Von Paul-Anton Krüger

Syrien, der Irak - jetzt Libyen? Ein weiteres Land im Nahen Osten steht am Rande des Zerfalls. Das deutlichste Zeichen, dass eine gefährliche Spirale in Gang ist, die immer mehr Gewalt und Chaos bringt, ist die grausame Enthauptung von 21 ägyptischen Christen durch Anhänger der Terrormiliz Islamischer Staat. Kairo reagiert mit Luftangriffen, angeblich jagen auch Spezialeinheiten auf libyschem Territorium die Kopfabschneider. Die Islamisten-Miliz Morgenröte antwortet mit ihren ersten Luftangriffen. Und Ägyptens Präsident Abdel Fattah al-Sisi hat eine Militärintervention gefordert - Italien und Frankreich wiesen dieses Ansinnen nicht kategorisch von sich.

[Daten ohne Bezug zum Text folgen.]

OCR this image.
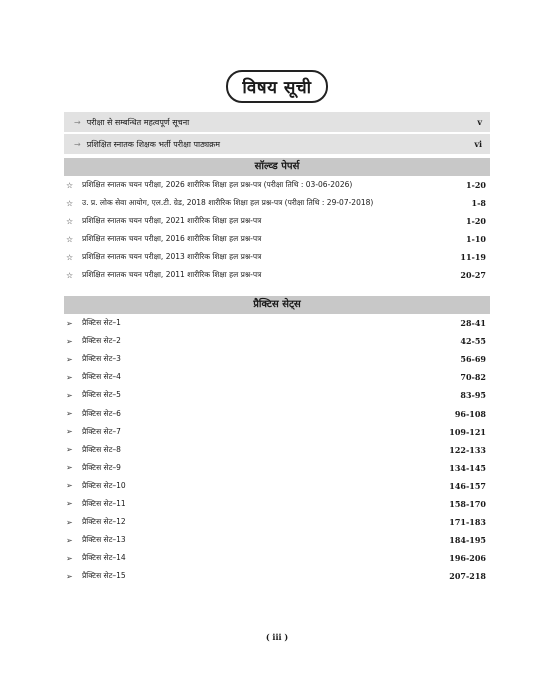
विषय सूची
→ परीक्षा से सम्बन्धित महत्वपूर्ण सूचना	v
→ प्रशिक्षित स्नातक शिक्षक भर्ती परीक्षा पाठ्यक्रम	vi
सॉल्व्ड पेपर्स
☆	प्रशिक्षित स्नातक चयन परीक्षा, 2026 शारीरिक शिक्षा हल प्रश्न-पत्र (परीक्षा तिथि : 03-06-2026)	1-20
☆	उ. प्र. लोक सेवा आयोग, एल.टी. ग्रेड, 2018 शारीरिक शिक्षा हल प्रश्न-पत्र (परीक्षा तिथि : 29-07-2018)	1-8
☆	प्रशिक्षित स्नातक चयन परीक्षा, 2021 शारीरिक शिक्षा हल प्रश्न-पत्र	1-20
☆	प्रशिक्षित स्नातक चयन परीक्षा, 2016 शारीरिक शिक्षा हल प्रश्न-पत्र	1-10
☆	प्रशिक्षित स्नातक चयन परीक्षा, 2013 शारीरिक शिक्षा हल प्रश्न-पत्र	11-19
☆	प्रशिक्षित स्नातक चयन परीक्षा, 2011 शारीरिक शिक्षा हल प्रश्न-पत्र	20-27
प्रैक्टिस सेट्स
➢	प्रैक्टिस सेट–1	28-41
➢	प्रैक्टिस सेट–2	42-55
➢	प्रैक्टिस सेट–3	56-69
➢	प्रैक्टिस सेट–4	70-82
➢	प्रैक्टिस सेट–5	83-95
➢	प्रैक्टिस सेट–6	96-108
➢	प्रैक्टिस सेट–7	109-121
➢	प्रैक्टिस सेट–8	122-133
➢	प्रैक्टिस सेट–9	134-145
➢	प्रैक्टिस सेट–10	146-157
➢	प्रैक्टिस सेट–11	158-170
➢	प्रैक्टिस सेट–12	171-183
➢	प्रैक्टिस सेट–13	184-195
➢	प्रैक्टिस सेट–14	196-206
➢	प्रैक्टिस सेट–15	207-218
( iii )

Bedrohung rückt näher an Europa

Der Reflex in Ägypten ist nachvollziehbar, das Land teilt 1000 Kilometer Grenze mit Libyen, dort kommt es immer wieder zu Scharmützeln. Es ist der Albtraum der vom Militär dominierten Regierung, dass Dschihadisten in das kaum zu kontrollierende Wüstengebiet einsickern. Sie rechtfertigt ihren repressiven Kurs damit, dass sie den Bürgern Sicherheit biete - die den ersehnten Aufschwung möglich machen soll. Ebenso ist die Sorge der Mittelmeeranrainer in Europa verständlich: Der Strand, an dem das Blut der Kopten das Wasser rot färbte, ist, anders als der Irak und Syrien, von Italien nur ein wenige Hundert Kilometer entfernt. Die messerschwingenden Dschihadisten tönen, sie stünden südlich von Rom - das ist Propaganda, aber die Bedrohung rückt näher an Europa heran.

Die beste Hoffnung zu verhindern, dass Libyen endgültig ins Chaos abgleitet, bleiben die Vermittlungsbemühungen der Vereinten Nationen. Anders als im Irak und in Syrien halten die Dschihadisten in Libyen bislang keine bedeutenden Städte oder große Gebiete. Die Kämpfe zwischen den Islamisten-Milizen, die Tripolis kontrollieren, und der international anerkannten Regierung in Beida, verlaufen auch nicht entlang religiöser Trennlinien. In dem Konflikt geht es um die Verteilung der politischen Macht und den Zugang zu den reichen Ressourcen des Landes - darum also, wer Anspruch hat auf eine Dividende aus der Revolution und dem Sturz des Tyrannen Muammar al-Gaddafi.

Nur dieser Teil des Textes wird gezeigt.